Poland is the only member state not to have signed up to the EU’s target of climate neutrality by 2050. Under the proposed EU budget for 2021-2027, which was agreed by member states in late July, Poland would only be able to access 50% of its designated green transition funds until it agrees to the goal.
“I am the last person who wants to close mines, but we cannot ignore reality”, said Sasin. He also warned that Polish energy companies would “not manage the transformation with their own resources, without external financing”.
His remarks follow the government’s decision last week to back away at the last minute from a planned announcement to restructure Europe’s largest hard coal producer, state-owned PGG, following pressure from Poland’s powerful mining lobby.
According to media leaks, the plan had included a potential 30% pay cut for miners, limiting benefits, and the closure of Wujek mine and part of Ruda mine.
“The board of PGG, in consultation with the Ministry of State Assets, prepared a restructuring plan that was realistic, economically sound and guaranteed the continued functioning of PGG in coming years,” Sasin told said in today’s interview. But it was shelved due to “strong opposition from the social side”.

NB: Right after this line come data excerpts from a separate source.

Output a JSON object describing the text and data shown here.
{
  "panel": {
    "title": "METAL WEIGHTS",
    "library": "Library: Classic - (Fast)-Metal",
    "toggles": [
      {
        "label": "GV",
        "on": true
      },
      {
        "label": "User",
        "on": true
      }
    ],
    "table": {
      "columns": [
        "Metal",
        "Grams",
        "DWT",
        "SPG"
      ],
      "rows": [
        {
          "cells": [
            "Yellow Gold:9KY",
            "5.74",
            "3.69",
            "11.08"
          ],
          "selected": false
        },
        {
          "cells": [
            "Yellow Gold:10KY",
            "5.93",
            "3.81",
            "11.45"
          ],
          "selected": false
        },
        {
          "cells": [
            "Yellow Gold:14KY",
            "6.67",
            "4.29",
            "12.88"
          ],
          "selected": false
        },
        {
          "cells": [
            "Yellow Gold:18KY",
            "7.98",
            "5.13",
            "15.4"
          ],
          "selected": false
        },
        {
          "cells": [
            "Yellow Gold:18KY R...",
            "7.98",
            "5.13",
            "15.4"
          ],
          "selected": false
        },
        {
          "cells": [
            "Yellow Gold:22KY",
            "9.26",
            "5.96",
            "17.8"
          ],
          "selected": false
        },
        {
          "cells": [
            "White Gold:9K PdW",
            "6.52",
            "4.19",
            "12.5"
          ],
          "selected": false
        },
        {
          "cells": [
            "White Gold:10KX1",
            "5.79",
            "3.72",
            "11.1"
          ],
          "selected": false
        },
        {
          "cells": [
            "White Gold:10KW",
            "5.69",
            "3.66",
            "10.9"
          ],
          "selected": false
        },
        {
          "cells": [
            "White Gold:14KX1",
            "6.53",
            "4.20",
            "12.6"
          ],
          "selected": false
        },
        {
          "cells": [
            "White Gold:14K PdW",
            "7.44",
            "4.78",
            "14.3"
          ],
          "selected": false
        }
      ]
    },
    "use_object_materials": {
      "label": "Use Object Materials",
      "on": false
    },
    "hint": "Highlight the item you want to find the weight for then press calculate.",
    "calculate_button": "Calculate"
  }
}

He said that the government has set a deadline of 2-3 months to come up with a “realistic repair plan” to get the ailing coal sector back on its feet following a years-long decline that has been accelerated by the economic fallout of the coronavirus pandemic.
Poland’s mining heartland of Silesia has become the country’s epicentre for infections, largely due to outbreaks in mines, many of which have been forced to suspend activity as a result. Sasin today emphasised that these closures, as well as reduced energy demand as the economy slowed, have worsened losses for the industry.